CF1817A
题面翻译
给定长度为 \(n\) 一个序列 \(a\) 以及 \(q\) 次询问,每次询问给出 \(l\) 和 \(r\),找出序列 \(a\) 在 \([l,r]\) 内最长的几乎递增子序列。
对于几乎递增的定义:如果一个序列中不存在连续的三个数 \(x\),\(y\),\(z\),使得 \(x \ge y \ge \ z\),则这个序列是几乎递增的。
题目描述
A sequence is almost-increasing if it does not contain three consecutive elements $ x, y, z $ such that $ x\ge y\ge z $ .
You are given an array $ a_1, a_2, \dots, a_n $ and $ q $ queries.
Each query consists of two integers $ 1\le l\le r\le n $ . For each query, find the length of the longest almost-increasing subsequence of the subarray $ a_l, a_{l+1}, \dots, a_r $ .
A subsequence is a sequence that can be derived from the given sequence by deleting zero or more elements without changing the order of the remaining elements.
输入格式
The first line of input contains two integers, $ n $ and $ q $ ( $ 1 \leq n, q \leq 200,000 $ ) — the length of the array $ a $ and the number of queries.
The second line contains $ n $ integers $ a_1, a_2, \dots, a_n $ ( $ 1 \leq a_i \leq 10^9 $ ) — the values of the array $ a $ .

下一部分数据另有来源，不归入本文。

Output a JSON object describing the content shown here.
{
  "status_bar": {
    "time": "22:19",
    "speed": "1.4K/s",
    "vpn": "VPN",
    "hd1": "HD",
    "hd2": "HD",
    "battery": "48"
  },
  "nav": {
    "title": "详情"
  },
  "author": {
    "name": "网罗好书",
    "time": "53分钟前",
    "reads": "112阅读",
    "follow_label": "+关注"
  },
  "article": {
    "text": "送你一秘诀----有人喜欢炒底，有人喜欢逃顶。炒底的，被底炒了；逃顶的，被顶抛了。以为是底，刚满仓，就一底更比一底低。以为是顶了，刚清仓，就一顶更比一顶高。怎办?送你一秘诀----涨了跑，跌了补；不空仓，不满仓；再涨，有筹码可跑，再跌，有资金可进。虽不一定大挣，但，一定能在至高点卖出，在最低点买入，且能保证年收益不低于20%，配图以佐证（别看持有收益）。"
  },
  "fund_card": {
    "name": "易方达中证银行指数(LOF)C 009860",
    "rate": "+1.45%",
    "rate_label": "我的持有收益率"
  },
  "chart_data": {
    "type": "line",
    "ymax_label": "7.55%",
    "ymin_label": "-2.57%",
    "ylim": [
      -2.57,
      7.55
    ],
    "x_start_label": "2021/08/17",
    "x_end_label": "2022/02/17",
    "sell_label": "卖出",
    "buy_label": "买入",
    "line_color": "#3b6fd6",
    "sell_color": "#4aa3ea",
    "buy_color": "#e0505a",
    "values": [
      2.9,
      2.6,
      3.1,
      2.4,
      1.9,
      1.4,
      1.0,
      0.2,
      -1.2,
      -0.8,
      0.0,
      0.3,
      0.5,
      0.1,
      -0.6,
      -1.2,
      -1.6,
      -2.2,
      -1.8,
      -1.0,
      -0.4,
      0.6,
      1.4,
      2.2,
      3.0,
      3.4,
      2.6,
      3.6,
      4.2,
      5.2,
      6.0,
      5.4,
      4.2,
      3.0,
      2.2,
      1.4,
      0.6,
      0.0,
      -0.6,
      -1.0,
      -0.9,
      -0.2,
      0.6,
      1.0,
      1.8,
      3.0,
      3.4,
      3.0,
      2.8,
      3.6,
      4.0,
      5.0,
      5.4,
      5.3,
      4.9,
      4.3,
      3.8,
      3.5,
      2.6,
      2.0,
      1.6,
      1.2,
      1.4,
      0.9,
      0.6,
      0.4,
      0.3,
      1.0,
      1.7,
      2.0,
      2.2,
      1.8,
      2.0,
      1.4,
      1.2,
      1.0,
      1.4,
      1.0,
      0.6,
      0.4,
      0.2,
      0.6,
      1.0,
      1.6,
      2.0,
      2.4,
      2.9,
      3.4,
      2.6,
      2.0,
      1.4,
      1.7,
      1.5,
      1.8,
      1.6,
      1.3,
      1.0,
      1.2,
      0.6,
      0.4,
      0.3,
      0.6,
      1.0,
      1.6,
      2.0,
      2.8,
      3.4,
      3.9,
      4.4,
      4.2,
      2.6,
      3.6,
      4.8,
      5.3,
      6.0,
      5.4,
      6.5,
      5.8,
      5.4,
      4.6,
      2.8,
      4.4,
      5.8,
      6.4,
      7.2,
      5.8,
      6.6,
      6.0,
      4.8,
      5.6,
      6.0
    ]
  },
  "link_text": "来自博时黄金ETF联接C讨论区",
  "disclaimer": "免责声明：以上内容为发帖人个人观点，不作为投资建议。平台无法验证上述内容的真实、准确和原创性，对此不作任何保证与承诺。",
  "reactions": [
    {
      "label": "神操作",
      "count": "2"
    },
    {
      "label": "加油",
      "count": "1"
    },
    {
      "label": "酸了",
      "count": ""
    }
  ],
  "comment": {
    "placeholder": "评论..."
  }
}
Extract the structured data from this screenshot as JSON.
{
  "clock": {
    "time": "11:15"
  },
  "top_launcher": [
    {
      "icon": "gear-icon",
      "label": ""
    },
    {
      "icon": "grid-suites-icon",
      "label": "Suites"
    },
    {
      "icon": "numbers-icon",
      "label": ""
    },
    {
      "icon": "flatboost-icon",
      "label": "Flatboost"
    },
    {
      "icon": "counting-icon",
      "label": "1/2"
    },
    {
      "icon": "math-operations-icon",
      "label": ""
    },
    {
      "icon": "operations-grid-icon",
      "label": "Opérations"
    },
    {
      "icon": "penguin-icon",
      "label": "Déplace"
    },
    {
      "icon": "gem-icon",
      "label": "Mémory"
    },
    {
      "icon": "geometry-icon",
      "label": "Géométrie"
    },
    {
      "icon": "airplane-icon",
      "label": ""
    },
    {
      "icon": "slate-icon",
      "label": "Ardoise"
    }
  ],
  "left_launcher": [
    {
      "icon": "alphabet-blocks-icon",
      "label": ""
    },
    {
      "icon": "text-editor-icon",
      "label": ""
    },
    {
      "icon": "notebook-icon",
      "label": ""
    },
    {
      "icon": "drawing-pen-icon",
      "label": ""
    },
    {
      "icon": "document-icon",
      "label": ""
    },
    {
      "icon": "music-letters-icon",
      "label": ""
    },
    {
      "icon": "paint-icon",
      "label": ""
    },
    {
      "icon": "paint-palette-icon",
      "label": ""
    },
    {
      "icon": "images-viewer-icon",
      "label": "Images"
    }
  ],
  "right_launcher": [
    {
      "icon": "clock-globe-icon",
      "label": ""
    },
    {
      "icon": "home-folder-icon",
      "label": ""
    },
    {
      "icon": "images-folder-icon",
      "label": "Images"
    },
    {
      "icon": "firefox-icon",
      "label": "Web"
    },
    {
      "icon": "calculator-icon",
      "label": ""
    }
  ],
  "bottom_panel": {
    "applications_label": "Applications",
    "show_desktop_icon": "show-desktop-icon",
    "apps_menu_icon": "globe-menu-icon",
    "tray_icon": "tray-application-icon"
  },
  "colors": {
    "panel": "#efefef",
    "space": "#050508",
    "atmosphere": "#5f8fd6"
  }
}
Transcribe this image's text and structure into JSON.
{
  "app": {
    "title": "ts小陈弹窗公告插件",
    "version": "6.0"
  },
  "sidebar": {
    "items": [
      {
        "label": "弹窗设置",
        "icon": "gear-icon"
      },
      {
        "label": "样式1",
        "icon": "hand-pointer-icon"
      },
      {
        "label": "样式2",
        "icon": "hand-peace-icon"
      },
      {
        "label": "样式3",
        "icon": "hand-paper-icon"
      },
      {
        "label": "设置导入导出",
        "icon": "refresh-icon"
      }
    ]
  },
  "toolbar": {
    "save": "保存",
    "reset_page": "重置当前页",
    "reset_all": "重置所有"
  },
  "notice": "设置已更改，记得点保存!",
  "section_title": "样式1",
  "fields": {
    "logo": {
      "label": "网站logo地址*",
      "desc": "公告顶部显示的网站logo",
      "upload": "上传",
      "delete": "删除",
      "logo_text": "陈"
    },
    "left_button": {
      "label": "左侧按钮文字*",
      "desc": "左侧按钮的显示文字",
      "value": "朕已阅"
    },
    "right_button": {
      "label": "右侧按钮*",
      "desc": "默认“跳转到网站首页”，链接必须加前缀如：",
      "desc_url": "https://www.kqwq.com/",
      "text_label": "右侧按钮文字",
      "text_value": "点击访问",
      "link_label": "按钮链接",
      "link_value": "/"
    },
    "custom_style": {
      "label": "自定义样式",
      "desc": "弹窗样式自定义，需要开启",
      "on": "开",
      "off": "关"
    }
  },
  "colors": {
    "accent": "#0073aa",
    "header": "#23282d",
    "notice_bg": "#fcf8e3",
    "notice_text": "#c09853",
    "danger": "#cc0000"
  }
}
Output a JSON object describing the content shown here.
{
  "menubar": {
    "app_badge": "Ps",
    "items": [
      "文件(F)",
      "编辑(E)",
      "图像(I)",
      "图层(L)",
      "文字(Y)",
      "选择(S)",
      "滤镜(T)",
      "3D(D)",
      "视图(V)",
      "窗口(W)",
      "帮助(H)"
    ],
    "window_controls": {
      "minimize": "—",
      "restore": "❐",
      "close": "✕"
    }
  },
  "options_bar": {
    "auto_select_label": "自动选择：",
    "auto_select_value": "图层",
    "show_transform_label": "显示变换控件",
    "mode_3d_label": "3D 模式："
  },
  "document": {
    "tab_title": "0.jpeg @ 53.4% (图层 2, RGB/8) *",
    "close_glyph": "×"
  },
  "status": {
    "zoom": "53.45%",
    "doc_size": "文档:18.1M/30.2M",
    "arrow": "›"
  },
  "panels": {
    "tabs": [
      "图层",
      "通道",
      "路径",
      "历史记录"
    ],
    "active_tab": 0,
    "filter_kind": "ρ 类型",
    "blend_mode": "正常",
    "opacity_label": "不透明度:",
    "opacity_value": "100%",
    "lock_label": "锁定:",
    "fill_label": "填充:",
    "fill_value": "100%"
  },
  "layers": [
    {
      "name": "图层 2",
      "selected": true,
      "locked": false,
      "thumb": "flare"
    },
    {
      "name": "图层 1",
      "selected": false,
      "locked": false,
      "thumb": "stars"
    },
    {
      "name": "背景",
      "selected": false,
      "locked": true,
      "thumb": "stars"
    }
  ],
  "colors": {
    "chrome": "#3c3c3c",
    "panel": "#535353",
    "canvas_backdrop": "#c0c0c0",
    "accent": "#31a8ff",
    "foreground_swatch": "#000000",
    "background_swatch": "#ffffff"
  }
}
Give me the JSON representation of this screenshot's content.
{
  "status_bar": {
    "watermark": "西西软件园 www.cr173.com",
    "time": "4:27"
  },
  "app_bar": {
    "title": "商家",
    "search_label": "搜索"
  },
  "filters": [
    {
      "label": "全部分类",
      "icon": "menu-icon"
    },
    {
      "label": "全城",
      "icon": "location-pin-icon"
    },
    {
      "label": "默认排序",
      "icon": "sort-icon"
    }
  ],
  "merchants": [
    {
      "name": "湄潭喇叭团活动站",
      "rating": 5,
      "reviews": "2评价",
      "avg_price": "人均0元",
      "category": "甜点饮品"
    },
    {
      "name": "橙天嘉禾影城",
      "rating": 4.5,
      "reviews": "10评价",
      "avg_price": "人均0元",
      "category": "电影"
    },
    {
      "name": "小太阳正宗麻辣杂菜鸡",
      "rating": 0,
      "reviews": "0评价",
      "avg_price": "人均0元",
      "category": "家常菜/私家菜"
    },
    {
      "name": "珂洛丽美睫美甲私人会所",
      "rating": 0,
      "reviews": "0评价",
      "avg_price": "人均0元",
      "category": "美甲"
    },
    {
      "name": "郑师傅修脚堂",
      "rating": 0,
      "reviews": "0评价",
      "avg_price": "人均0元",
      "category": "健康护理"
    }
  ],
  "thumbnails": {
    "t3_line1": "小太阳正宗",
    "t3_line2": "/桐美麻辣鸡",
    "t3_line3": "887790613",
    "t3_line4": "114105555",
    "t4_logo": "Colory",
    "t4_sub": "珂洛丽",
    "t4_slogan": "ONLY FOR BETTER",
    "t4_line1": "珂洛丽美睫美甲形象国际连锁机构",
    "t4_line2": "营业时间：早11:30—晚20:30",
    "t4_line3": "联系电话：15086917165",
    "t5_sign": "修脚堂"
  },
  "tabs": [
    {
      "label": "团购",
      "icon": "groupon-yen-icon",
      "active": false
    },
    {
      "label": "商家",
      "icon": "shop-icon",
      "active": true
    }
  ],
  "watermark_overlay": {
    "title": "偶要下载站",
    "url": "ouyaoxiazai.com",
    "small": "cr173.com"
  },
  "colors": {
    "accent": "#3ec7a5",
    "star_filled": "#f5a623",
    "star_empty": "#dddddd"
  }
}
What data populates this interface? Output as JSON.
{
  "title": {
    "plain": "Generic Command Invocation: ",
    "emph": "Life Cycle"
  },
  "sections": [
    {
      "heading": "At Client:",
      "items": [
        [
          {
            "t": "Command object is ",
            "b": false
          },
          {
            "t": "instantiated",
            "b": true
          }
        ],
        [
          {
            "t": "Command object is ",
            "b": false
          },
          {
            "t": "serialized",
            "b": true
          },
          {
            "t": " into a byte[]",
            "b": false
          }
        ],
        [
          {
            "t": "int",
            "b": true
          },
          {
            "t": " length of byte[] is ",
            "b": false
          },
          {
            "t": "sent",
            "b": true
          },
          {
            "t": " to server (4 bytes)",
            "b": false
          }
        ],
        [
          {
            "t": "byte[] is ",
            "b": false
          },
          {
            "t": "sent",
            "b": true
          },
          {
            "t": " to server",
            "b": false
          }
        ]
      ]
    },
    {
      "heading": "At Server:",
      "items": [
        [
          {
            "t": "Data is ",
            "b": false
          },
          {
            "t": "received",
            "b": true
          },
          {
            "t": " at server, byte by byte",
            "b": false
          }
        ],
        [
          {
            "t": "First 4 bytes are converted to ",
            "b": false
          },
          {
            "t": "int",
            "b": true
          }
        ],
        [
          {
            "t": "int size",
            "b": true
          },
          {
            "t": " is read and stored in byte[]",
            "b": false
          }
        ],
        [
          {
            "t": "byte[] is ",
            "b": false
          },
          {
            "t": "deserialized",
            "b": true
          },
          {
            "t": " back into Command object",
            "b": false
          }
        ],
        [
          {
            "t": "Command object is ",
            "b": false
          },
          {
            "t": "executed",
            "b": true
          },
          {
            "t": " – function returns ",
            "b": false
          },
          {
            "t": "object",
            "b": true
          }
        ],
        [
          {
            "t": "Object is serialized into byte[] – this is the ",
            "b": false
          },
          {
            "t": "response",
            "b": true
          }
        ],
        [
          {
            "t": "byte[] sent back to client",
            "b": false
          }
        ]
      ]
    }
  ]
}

Each of the next $ q $ lines contains the description of a query. Each line contains two integers $ l $ and $ r $ ( $ 1 \leq l \leq r \leq n $ ) — the query is about the subarray $ a_l, a_{l+1}, \dots, a_r $ .
输出格式
For each of the $ q $ queries, print a line containing the length of the longest almost-increasing subsequence of the subarray $ a_l, a_{l+1}, \dots, a_r $ .
样例 #1
样例输入 #1
9 8
1 2 4 3 3 5 6 2 1
1 3
1 4
2 5
6 6
3 7
7 8
1 8
8 8
样例输出 #1
3
4
3
1
4
2
7
1
提示
In the first query, the subarray is $ a_1, a_2, a_3 = [1,2,4] $ . The whole subarray is almost-increasing, so the answer is $ 3 $ .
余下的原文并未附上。